Eddie was cleaning up on us
took me for two hundred three,
He was the best, wiped out the rest
taunting us all, with his spree
The others always let him brag
in pity for his condition
That might be, but they weren't me,
I'm not given to submission!
"Eddie, you're a gimp legged freak,"
I'd said, giving his chest a tap
"Off your ****, or keep your mouth shut,"
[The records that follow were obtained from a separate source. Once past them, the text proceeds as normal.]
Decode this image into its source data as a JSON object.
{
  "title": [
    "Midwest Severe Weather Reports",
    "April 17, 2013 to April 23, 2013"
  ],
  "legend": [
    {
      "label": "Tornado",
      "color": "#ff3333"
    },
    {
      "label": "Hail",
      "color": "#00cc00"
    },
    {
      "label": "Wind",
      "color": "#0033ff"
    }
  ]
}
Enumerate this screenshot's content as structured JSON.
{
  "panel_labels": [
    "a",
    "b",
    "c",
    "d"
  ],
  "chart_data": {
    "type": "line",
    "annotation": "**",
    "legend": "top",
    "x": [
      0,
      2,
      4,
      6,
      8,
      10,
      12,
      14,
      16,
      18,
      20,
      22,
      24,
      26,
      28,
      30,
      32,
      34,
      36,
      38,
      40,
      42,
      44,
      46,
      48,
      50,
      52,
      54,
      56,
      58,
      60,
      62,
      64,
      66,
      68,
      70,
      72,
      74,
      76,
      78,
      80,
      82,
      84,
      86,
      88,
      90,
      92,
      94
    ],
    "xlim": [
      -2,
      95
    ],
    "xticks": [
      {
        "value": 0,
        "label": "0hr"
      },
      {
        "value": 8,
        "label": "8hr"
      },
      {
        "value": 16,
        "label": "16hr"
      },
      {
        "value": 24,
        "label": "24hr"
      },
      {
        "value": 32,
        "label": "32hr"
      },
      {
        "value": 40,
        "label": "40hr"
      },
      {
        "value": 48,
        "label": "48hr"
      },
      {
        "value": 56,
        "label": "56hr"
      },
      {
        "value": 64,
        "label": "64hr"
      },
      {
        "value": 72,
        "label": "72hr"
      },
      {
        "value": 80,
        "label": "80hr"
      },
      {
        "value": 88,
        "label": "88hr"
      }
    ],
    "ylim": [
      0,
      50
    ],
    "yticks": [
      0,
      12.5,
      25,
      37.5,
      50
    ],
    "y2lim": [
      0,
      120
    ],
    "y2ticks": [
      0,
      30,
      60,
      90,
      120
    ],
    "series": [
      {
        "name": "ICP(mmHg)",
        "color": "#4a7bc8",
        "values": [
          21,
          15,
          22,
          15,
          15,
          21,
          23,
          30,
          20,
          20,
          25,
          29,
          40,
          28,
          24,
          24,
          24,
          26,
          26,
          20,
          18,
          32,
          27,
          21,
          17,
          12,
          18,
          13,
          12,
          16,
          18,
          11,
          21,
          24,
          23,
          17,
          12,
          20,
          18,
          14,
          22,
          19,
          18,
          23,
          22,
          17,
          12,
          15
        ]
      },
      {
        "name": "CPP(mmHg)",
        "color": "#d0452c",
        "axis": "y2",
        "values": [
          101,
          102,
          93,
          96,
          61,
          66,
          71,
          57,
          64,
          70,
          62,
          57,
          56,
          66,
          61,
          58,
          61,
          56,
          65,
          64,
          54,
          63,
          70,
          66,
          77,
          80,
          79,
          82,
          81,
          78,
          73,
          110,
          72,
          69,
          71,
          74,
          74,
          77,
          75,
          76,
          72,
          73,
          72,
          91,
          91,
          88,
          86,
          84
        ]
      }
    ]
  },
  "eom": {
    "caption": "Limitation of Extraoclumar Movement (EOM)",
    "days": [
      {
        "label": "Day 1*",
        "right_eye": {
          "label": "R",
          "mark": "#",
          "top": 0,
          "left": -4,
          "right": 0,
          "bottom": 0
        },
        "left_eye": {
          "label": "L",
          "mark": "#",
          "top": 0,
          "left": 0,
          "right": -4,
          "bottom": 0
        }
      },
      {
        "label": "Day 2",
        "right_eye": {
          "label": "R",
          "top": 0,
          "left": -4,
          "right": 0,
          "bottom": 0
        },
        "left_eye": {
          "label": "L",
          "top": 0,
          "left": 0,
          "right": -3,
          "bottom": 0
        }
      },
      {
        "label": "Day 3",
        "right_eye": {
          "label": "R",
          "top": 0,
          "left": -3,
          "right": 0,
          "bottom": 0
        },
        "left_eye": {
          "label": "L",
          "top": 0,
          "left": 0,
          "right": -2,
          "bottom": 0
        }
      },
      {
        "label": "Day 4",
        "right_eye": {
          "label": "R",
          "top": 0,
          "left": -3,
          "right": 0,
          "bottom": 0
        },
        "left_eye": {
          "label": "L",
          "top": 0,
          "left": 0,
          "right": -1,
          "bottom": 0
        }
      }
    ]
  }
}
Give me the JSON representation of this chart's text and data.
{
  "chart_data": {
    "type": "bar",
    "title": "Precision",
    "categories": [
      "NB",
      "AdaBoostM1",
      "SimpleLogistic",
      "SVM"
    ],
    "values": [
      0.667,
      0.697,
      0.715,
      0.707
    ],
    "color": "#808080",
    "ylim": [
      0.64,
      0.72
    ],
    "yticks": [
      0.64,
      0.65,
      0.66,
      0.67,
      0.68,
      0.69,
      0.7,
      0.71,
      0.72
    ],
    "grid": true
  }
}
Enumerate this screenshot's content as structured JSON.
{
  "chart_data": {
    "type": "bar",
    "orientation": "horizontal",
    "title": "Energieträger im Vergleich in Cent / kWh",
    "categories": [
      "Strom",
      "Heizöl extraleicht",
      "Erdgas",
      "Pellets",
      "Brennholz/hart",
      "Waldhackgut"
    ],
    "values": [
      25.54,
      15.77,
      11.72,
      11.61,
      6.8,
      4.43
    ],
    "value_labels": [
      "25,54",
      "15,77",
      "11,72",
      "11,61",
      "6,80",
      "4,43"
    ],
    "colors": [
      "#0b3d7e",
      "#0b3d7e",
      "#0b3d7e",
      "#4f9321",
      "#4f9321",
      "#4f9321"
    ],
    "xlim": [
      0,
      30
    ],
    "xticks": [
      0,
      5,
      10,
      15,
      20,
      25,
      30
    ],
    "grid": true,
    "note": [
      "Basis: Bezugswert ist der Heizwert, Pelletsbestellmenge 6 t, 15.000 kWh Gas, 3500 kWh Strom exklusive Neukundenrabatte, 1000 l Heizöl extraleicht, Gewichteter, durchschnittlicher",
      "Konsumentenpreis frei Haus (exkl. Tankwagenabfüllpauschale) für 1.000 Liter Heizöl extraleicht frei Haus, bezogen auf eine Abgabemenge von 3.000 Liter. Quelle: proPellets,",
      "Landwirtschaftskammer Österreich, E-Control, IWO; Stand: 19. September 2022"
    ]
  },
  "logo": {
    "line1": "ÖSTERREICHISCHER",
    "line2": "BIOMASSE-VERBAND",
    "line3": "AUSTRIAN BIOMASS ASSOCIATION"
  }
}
"Hey Morgan, I won't take your crap"
He waved the money in my face
"you fish bite the same old hook"
"Man" he'd say, "you're easy prey
you make it sound like I'm a crook"
"If you'd climb outta that wheelchair
I would teach you some respect"
He'd laugh and jeer, show no fear,
"well now...what did you expect"
But Eddie had such little time
whereby, we all knew his plight,
What might I see, if I were he
I'd welcome their taunts to fight
While others made him feel sorry
for the state that he found himself in
I could see, he was just like me
though at times, I would let him win
I think that's why he favored me
he would seek me out, most the time
The reason he, played cards with me
in the hope, I would drop a dime
I never looked on him as sick
to me he was one of the ****
He knew I'd say, "Eddie, let's play,
come on, we need another man"
Tate
What makes a man a man? I say the respect of his fellows. So no matter the infirmity, I always saw the man behind the pain. Therein lies our humanity.